The founder of the Vancouver-based company is serious about entrepreneurship

After selling a business right before COVID hit, James Clift was left wondering what to do. His foolproof plan—to travel the world and take some time before deciding what was next—wasn’t in the cards.

Clift, who has been starting businesses since he was in high school in White Rock, started and sold off another venture (automated Slack updater Holopod) before turning his eyes toward making starting a business easier for budding entrepreneurs.

“It’s a business I’ve always wanted to build,” says Clift. “The broad thesis of it is that it’s still way too hard to run a business. How do we make it easier than having a job and make it the default option for people? Everything from building a website, running marketing campaigns, getting customers, following up, scheduling jobs. Essentially automating every part of the business except for the actual work part of it.”

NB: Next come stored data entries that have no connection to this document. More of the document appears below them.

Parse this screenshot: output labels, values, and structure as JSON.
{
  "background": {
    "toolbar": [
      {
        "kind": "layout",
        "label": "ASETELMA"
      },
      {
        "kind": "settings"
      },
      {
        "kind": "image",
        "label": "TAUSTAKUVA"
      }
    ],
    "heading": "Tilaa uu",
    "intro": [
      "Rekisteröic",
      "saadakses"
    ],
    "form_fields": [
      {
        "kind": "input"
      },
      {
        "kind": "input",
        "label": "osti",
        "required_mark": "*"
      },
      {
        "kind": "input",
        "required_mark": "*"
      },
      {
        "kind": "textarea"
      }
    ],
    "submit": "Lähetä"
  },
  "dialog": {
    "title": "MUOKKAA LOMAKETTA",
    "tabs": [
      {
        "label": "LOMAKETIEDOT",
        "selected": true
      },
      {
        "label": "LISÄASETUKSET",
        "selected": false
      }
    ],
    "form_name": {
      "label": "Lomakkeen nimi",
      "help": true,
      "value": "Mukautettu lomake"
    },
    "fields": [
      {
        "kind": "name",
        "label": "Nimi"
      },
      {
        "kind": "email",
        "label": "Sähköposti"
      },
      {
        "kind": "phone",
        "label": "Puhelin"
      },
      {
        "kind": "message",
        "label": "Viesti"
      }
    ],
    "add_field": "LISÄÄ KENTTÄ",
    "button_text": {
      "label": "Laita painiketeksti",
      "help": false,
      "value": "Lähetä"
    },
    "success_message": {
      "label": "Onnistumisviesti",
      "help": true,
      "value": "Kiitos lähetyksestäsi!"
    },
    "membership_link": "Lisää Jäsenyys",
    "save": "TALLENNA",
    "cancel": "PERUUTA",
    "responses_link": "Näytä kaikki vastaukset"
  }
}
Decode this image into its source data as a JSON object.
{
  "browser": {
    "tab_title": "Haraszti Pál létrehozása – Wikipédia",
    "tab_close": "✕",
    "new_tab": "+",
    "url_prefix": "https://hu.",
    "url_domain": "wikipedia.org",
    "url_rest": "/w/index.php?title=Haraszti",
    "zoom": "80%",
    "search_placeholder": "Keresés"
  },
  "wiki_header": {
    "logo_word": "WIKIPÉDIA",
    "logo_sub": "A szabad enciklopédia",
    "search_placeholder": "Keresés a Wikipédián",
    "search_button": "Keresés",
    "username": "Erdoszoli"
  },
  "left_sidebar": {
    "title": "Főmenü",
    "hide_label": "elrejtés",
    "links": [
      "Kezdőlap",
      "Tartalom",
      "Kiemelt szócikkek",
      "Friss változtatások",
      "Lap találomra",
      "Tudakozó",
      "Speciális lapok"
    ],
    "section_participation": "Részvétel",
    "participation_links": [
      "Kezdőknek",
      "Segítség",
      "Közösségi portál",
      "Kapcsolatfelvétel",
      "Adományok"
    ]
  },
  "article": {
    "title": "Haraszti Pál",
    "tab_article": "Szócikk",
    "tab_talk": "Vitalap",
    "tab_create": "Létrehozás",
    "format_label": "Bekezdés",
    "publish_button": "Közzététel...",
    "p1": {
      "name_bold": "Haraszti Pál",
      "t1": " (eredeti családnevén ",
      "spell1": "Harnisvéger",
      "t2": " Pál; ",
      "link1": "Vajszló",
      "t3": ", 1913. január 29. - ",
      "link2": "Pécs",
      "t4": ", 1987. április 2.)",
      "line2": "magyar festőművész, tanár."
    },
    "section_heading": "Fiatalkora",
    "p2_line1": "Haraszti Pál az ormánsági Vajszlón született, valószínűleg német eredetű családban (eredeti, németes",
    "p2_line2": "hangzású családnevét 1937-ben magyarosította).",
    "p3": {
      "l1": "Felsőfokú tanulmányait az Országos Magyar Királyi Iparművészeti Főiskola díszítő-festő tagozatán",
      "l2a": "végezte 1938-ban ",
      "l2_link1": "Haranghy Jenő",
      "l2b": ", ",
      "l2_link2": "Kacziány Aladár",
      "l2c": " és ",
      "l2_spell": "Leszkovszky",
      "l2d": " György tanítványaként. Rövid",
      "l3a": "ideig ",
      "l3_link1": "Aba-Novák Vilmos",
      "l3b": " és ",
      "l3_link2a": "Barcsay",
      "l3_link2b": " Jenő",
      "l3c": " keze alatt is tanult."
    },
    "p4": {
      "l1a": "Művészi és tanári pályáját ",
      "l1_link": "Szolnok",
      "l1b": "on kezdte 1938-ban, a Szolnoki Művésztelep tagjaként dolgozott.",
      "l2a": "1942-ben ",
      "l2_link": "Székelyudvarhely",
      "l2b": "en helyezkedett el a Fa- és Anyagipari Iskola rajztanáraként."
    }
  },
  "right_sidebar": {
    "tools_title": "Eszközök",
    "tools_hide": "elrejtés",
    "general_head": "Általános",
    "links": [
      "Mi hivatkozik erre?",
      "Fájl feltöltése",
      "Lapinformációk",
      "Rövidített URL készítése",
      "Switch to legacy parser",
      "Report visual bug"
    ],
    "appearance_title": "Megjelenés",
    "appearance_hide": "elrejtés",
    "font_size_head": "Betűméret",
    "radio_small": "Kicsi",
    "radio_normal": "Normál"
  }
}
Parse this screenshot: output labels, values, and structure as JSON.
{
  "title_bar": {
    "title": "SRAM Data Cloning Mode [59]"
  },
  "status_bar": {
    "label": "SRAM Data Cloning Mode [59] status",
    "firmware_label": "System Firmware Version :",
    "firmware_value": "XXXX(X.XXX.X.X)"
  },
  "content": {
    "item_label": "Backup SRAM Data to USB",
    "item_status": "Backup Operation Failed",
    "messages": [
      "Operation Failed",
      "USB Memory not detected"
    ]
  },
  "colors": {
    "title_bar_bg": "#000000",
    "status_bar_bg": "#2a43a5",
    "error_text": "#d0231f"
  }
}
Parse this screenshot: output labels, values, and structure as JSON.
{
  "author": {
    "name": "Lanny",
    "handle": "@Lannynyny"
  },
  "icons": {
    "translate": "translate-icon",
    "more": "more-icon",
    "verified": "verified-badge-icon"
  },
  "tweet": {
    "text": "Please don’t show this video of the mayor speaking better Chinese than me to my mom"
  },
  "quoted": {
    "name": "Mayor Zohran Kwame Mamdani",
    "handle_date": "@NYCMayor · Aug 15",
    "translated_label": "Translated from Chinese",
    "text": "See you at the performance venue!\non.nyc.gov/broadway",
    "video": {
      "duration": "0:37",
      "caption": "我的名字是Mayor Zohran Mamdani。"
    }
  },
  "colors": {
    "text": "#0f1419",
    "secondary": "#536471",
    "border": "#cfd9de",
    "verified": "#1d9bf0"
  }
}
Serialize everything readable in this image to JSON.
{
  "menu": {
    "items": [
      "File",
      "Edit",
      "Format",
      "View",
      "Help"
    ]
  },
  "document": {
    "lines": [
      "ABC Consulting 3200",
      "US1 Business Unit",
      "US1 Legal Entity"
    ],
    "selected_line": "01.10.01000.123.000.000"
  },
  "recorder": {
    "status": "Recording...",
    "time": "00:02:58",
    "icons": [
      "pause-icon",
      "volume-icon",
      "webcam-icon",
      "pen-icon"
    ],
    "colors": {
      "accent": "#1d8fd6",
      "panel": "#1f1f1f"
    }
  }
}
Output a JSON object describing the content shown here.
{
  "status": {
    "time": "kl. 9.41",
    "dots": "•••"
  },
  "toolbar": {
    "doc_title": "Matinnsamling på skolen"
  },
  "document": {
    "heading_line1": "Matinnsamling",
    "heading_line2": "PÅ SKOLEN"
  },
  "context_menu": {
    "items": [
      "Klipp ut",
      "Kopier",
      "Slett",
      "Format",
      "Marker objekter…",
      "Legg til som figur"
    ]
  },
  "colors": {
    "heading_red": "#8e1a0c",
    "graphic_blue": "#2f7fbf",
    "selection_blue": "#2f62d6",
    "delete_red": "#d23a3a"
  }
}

Almost exactly a year ago, Clift’s Vancouver-based tech company Durable launched its first product—an AI website builder aimed at budding entrepreneurs in fields like home services, skilled trades and health and wellness. “I went into a bunch of coffee shops and just showed people on my phone and they’d go, ‘Holy shit. Hey, other person in coffee shop, you have to see this.’ That was the initial moment where I felt like it might [do well], because it had actual word-of-mouth and a wow factor and virality.”

Since that launch, Durable has helped build more than 5 million websites. The company has 15 employees and raised a $6 million seed round last year.

Primarily, Durable customers run service-based companies. “There’s a blurry line between owning a business and doing a job in a lot of those industries,” says Clift, who notes that his product is being used by dog-walkers, tutors, HVAC mechanics and barbers, among many other types of entrepreneurs. “You can get paid $12 an hour by a landscaping company or own your own and do most of the same work. If we can make the business side of that super easy, the work side gets easier.”

Clift sees Durable as start of a shift in which people covet running a business more than having a job. That’s already the case in the U.S. (where Durable has the majority of its customers), Clift argues. And while running a businesses is undoubtedly tough even with the advantages Durable gives its customers, jobs aren’t exactly the stable havens they once were.

“There are a lot of layoffs happening, and employers are figuring out automation and efficiency,” says Clift. “That, out of necessity, makes it a better time to open a business. You have that flexibility. That’s the real shift—the economy is crazy and the risk of a job is a lot higher than it was. Even a side hustle is really useful to grow on the side, especially if your job feels a little shaky. In a recession, a lot of great businesses are started, side hustles become full-time, and once everything gets back to normal, you’re in a position to grow. But what do jobs even look like in five years? I’m not sure.”